The data from the 2016 election illustrate the dominance of race in the election:

* Clinton expected that she would do well with women against a womanizing Trump.  Trump won a 9% margin of white women over Clinton.  However, his margin among white men was 31%.  Being a woman candidate was somewhat helpful to Clinton but not enough to overcome the margin provided by white males.

* Clinton did better with college educated white voters.  Trump had a 3% margin among college educated whites.  Non college educated whites gave Trump a 37% margin.  Education level reduces the racism affect.  Perhaps that is why higher education is so often attacked by Republicans.

* Trump's margin among white voters aged 18-29 was only 4%.  His margin among older white
 Americans was in double digits.

* If only white votes were counted in the 2016 election, Trump's electoral vote margin over Clinton would have been 387 versus 81.  68 votes would have gone to another candidate or to other.

* White voters earning less than $50,000 gave Trump a 20% margin.  However, he had a 28% margin from white voters earning between $50K and $100K.  His margin was only 14% from voters earning greater than $100K.  (The higher earning group is also a higher educated group) However, its hard to argue that Trump's victory cam be explained by his appeal to impoverished white votes.

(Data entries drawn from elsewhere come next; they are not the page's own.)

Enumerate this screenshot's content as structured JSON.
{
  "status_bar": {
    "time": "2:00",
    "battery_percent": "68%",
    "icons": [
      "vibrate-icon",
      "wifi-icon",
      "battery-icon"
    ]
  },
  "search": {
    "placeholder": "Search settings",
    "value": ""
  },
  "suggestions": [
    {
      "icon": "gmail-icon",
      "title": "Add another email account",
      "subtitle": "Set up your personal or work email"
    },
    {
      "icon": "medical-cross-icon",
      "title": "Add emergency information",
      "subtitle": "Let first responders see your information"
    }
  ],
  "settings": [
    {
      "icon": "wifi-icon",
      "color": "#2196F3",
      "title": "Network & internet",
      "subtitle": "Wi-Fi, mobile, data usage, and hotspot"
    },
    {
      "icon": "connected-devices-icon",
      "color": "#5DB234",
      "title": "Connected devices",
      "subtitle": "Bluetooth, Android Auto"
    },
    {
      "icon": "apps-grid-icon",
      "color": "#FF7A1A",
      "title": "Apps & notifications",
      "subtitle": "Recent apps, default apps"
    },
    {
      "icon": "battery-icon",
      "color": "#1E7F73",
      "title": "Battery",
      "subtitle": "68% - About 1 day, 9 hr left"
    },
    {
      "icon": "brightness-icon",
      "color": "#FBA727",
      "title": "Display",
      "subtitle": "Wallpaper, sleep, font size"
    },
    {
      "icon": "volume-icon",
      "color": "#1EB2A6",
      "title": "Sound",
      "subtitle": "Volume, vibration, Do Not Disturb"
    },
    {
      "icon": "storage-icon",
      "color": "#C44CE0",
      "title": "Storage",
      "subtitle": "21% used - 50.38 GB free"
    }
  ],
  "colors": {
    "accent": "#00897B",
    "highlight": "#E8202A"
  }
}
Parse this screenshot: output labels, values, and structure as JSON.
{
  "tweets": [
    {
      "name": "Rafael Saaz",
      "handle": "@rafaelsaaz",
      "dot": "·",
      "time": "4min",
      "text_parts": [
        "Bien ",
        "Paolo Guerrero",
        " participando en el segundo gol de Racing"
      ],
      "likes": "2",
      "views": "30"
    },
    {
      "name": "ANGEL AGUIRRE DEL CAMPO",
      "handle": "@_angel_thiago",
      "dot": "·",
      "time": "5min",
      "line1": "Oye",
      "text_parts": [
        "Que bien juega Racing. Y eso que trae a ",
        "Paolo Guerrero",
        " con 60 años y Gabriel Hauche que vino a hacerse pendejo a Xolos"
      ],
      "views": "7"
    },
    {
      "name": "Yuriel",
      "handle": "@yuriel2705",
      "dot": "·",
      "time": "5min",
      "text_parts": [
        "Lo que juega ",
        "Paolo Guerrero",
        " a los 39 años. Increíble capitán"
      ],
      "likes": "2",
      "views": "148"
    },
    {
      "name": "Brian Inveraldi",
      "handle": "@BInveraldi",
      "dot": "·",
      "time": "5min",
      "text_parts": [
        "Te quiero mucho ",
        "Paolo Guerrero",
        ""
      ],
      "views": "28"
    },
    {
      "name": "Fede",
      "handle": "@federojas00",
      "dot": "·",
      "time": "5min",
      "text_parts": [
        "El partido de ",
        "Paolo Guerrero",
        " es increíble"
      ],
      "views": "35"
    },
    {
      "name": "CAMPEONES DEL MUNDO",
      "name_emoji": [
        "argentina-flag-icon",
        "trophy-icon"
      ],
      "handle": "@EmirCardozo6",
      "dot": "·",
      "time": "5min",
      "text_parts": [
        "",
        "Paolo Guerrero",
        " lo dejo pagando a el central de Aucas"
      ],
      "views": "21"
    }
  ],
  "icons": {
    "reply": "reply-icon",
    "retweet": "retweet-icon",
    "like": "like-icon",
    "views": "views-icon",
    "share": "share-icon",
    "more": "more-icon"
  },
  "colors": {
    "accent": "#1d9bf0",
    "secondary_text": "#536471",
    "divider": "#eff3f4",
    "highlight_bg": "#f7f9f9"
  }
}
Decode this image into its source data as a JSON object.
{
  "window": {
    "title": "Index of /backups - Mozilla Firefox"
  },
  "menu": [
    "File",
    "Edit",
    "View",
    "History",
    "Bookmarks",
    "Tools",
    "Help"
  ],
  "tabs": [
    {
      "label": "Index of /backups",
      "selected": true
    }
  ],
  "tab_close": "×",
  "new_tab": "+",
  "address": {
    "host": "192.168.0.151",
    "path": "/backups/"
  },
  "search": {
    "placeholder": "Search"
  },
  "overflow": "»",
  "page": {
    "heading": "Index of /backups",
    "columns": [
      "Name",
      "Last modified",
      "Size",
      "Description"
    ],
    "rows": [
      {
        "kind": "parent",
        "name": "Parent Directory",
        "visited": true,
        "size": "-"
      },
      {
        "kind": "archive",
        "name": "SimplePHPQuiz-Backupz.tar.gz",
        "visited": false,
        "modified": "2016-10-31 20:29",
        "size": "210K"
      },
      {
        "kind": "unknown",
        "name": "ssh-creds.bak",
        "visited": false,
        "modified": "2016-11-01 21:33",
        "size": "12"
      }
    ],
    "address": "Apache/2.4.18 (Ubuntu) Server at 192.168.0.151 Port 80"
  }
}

Most of us do not want to accept the role of race in the election.  Democrats prefer to differentiate voters by class.  They would like to believe that they could win future elections by winning the votes of low income white voters as they had done in the past.  Its much harder to accept the idea that race is more important factor than economic class.  Trump's victory seems to prove otherwise.  Democratic appeals to social justice fell on deaf ears for many Americans.  Social justice means giving government hand outs to minorities for many Americans.